Pour ses études, Johanna est envoyée à Zurich, puis elle passe un an à Yverdon. Vient ensuite son mariage avec le juriste Johann Bernhard Spyri, de six ans son aîné. Le couple s’installe en ville, en 1852. Trois ans plus tard, Johanna donne naissance à son unique fils, Bernhard Diethelm.

Dix ans de dépression

C’est une période sombre de son existence. Visiblement, la maternité ne la comble pas. Elle en développe d’ailleurs un sentiment culpabilité et s’enfonce dans une dépression qui durera dix ans. Son mari, de son côté, est accaparé par sa carrière. Car outre son métier d’avocat, Spyri est rédacteur au journal «Eidgenössischen Zeitung». Et il devient en 1868 un personnage public en accédant à la fonction de greffier de la ville.

Johanna vit alors l’existence d’une femme de la bonne société zurichoise, dans une cité que l’industrialisation transforme et développe rapidement. Elle est en contact avec le milieu intellectuel et culturel, notamment la famille du grand écrivain Conrad Ferdinand Meyer. Son mari est l’un des meilleurs soutiens de Richard Wagner, lors du long séjour du musicien allemand à Zurich.

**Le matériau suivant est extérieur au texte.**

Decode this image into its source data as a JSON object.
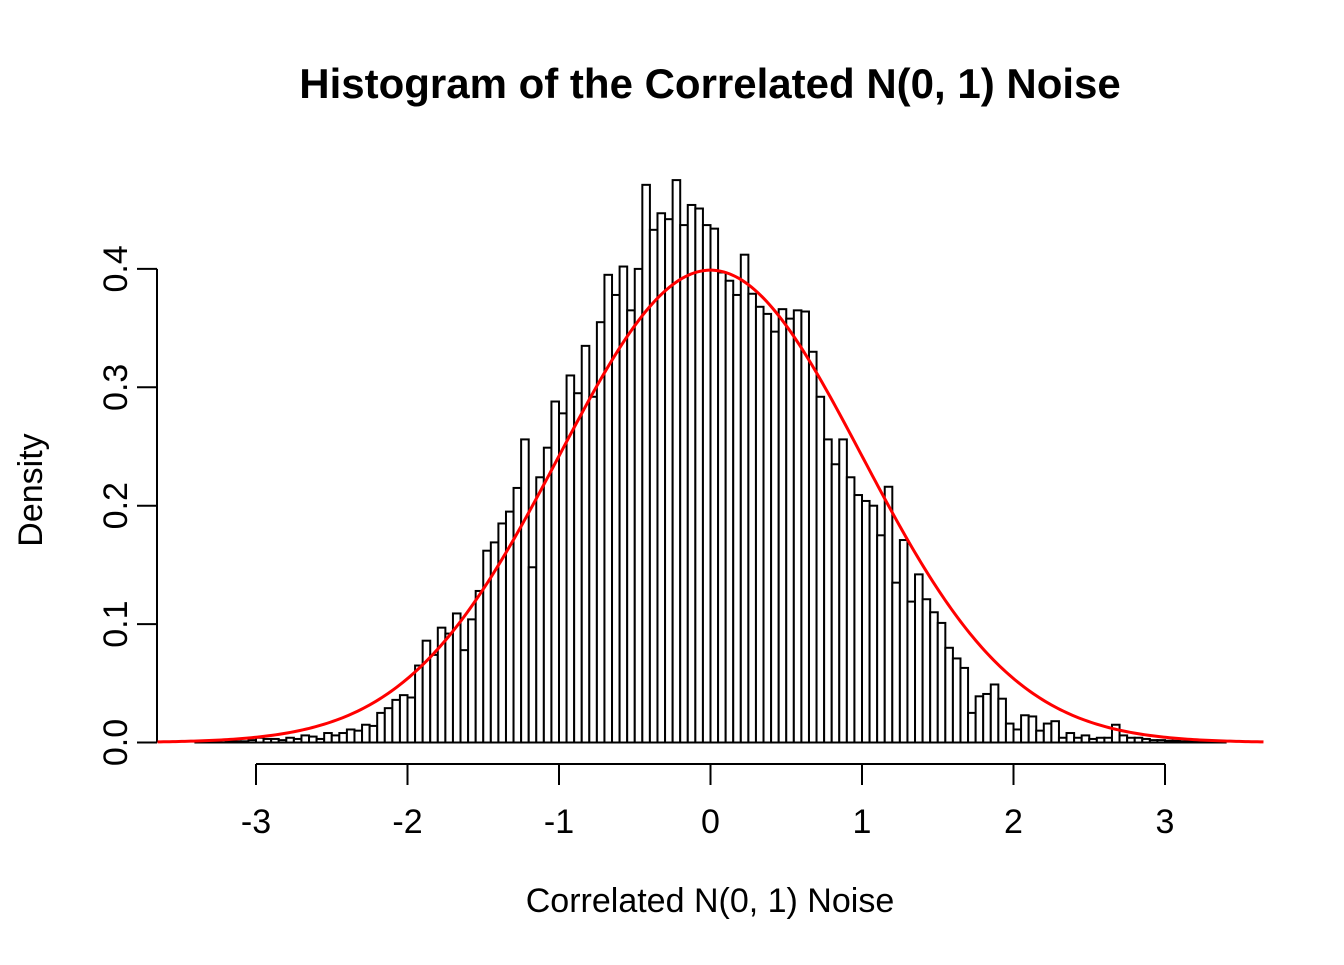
{
  "chart_data": {
    "type": "histogram",
    "title": "Histogram of the Correlated N(0, 1) Noise",
    "xlabel": "Correlated N(0, 1) Noise",
    "ylabel": "Density",
    "x_tick_values": [
      -3,
      -2,
      -1,
      0,
      1,
      2,
      3
    ],
    "x_tick_labels": [
      "-3",
      "-2",
      "-1",
      "0",
      "1",
      "2",
      "3"
    ],
    "y_tick_values": [
      0.0,
      0.1,
      0.2,
      0.3,
      0.4
    ],
    "y_tick_labels": [
      "0.0",
      "0.1",
      "0.2",
      "0.3",
      "0.4"
    ],
    "xlim": [
      -3.67,
      3.67
    ],
    "ylim": [
      0,
      0.475
    ],
    "grid": false,
    "legend": "none",
    "bar_fill_color": "#ffffff",
    "bar_stroke_color": "#000000",
    "curve_color": "#ff0000",
    "bin_width": 0.05,
    "bin_start": -3.4,
    "densities": [
      0.0005,
      0.001,
      0.001,
      0.002,
      0.001,
      0.001,
      0.001,
      0.002,
      0.004,
      0.003,
      0.003,
      0.002,
      0.004,
      0.003,
      0.006,
      0.005,
      0.003,
      0.008,
      0.006,
      0.008,
      0.011,
      0.01,
      0.015,
      0.014,
      0.025,
      0.029,
      0.036,
      0.04,
      0.038,
      0.065,
      0.086,
      0.074,
      0.097,
      0.092,
      0.109,
      0.078,
      0.104,
      0.128,
      0.162,
      0.169,
      0.185,
      0.195,
      0.215,
      0.256,
      0.148,
      0.224,
      0.249,
      0.288,
      0.278,
      0.31,
      0.295,
      0.335,
      0.292,
      0.355,
      0.395,
      0.378,
      0.402,
      0.365,
      0.4,
      0.471,
      0.433,
      0.447,
      0.442,
      0.475,
      0.437,
      0.454,
      0.451,
      0.437,
      0.434,
      0.397,
      0.39,
      0.378,
      0.412,
      0.379,
      0.368,
      0.362,
      0.347,
      0.366,
      0.358,
      0.365,
      0.364,
      0.33,
      0.292,
      0.256,
      0.235,
      0.256,
      0.224,
      0.209,
      0.204,
      0.2,
      0.175,
      0.216,
      0.135,
      0.171,
      0.119,
      0.142,
      0.121,
      0.11,
      0.101,
      0.08,
      0.071,
      0.063,
      0.025,
      0.039,
      0.041,
      0.049,
      0.037,
      0.016,
      0.011,
      0.023,
      0.022,
      0.01,
      0.016,
      0.018,
      0.004,
      0.008,
      0.004,
      0.006,
      0.003,
      0.004,
      0.004,
      0.015,
      0.006,
      0.004,
      0.004,
      0.003,
      0.002,
      0.002,
      0.0015,
      0.0015,
      0.001,
      0.001,
      0.001,
      0.001,
      0.0005,
      0.0005
    ],
    "overlay_curve": {
      "name": "standard normal density",
      "mean": 0,
      "sd": 1,
      "peak_density": 0.4,
      "x_range": [
        -3.65,
        3.65
      ]
    }
  }
}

La bilbiothérapie de Johanna Spyri

C’est dès 1871 que Johanna Spyri se met à écrire et à publier. Elle a 44 ans. Une activité qui l’aide sans doute à surmonter ses souffrances psychiques. «On pourrait presque parler d’une bibliothérapie, avance Denise von Stokar, de l’Institut suisse de littérature pour la jeunesse. Elle a écrit pour surmonter ses problèmes et ses états sombres.»

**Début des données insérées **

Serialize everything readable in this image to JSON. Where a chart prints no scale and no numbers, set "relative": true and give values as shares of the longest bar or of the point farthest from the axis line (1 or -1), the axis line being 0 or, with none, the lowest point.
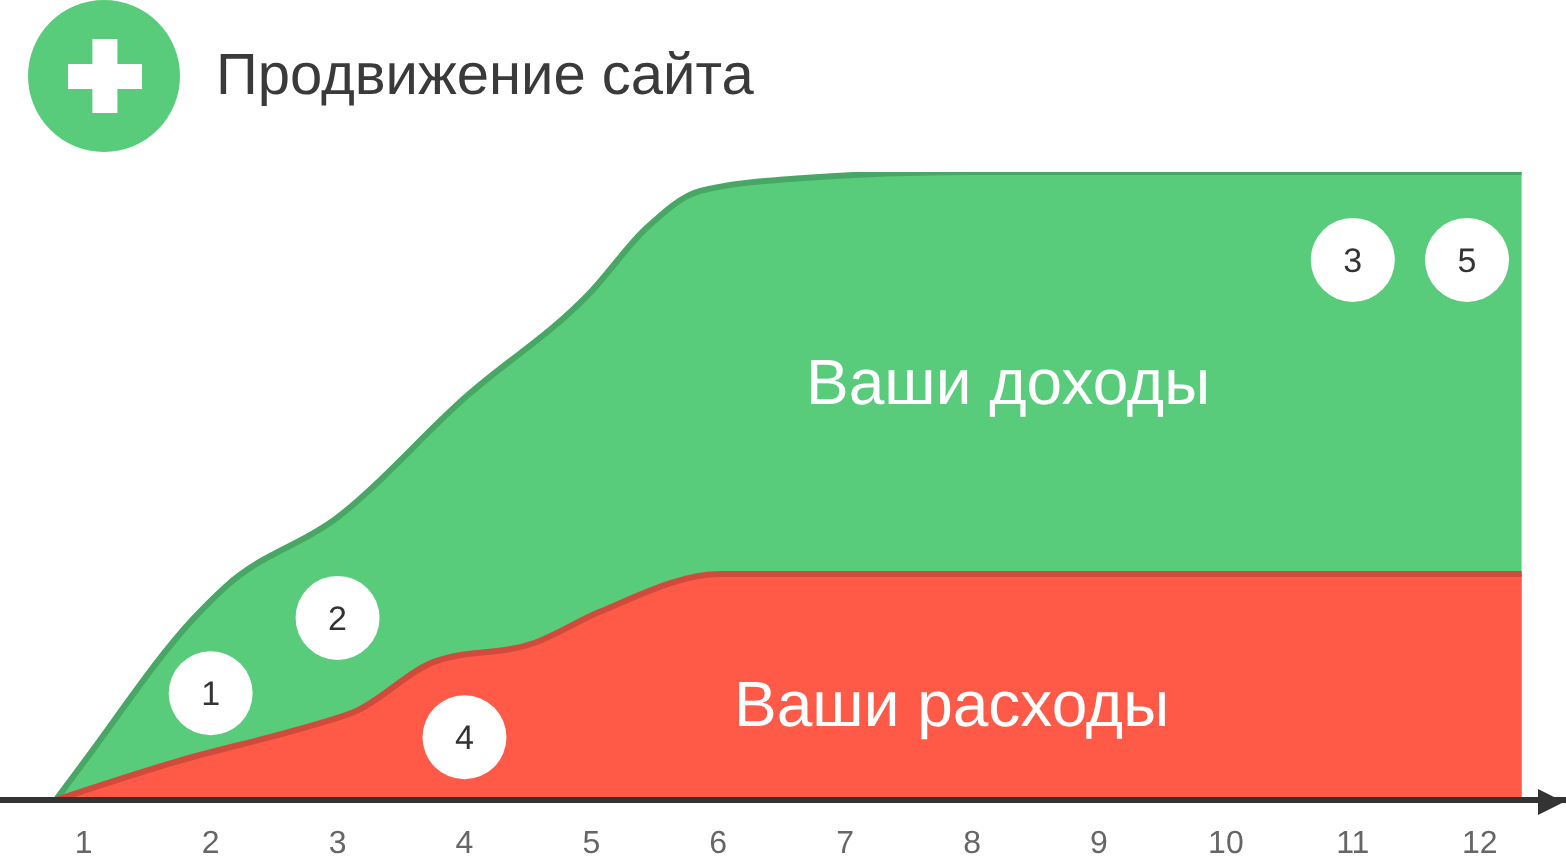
{
  "chart_data": {
    "type": "area",
    "title": "Продвижение сайта",
    "relative": true,
    "xlim": [
      0.34,
      12.68
    ],
    "xticks": [
      1,
      2,
      3,
      4,
      5,
      6,
      7,
      8,
      9,
      10,
      11,
      12
    ],
    "series": [
      {
        "name": "Ваши доходы",
        "color": "#58cc7a",
        "x": [
          0.78,
          1,
          1.87,
          2.12,
          3,
          4,
          5,
          5.43,
          5.86,
          6.65,
          8,
          10,
          12,
          12.33
        ],
        "values": [
          0,
          0.06,
          0.29,
          0.34,
          0.45,
          0.64,
          0.81,
          0.91,
          0.97,
          0.99,
          1,
          1,
          1,
          1
        ]
      },
      {
        "name": "Ваши расходы",
        "color": "#ff5a48",
        "x": [
          0.78,
          1.71,
          2.82,
          3.13,
          3.76,
          4.55,
          5.07,
          6.02,
          8,
          10,
          12,
          12.33
        ],
        "values": [
          0,
          0.06,
          0.12,
          0.14,
          0.22,
          0.25,
          0.3,
          0.36,
          0.36,
          0.36,
          0.36,
          0.36
        ]
      }
    ],
    "annotations": [
      {
        "text": "1",
        "x": 2,
        "y": 0.17
      },
      {
        "text": "2",
        "x": 3,
        "y": 0.29
      },
      {
        "text": "3",
        "x": 11,
        "y": 0.86
      },
      {
        "text": "4",
        "x": 4,
        "y": 0.1
      },
      {
        "text": "5",
        "x": 11.9,
        "y": 0.86
      }
    ]
  }
}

La reconnaissance arrive rapidement. Puis le succès, après la publication de «Heidi». Mais, en 1884, Johanna est durement frappée par le destin. Coup sur coup, meurent son fils – gravement malade depuis plusieurs années – puis son mari. Pour elle néanmoins s’ouvre une période extrêmement fertile sur le plan littéraire. Coïncidence? Denise von Stockar dresse le parallèle avec la comtesse de Ségur, en France.

Surprise par le succès

«Comme elle, Johanna Spyri fut d’abord fille, mère et épouse. Son écriture, ce fut son hobby personnel, auquel elle osa se consacrer surtout après la mort de son mari et de son fils. Et elle a elle-même été surprise par son succès.» Mais si la vie de l’auteur de «Heidi» n’est pas vraiment un modèle pour les féministes, il n’en va pas tout à fait de même pour les personnages de ses romans.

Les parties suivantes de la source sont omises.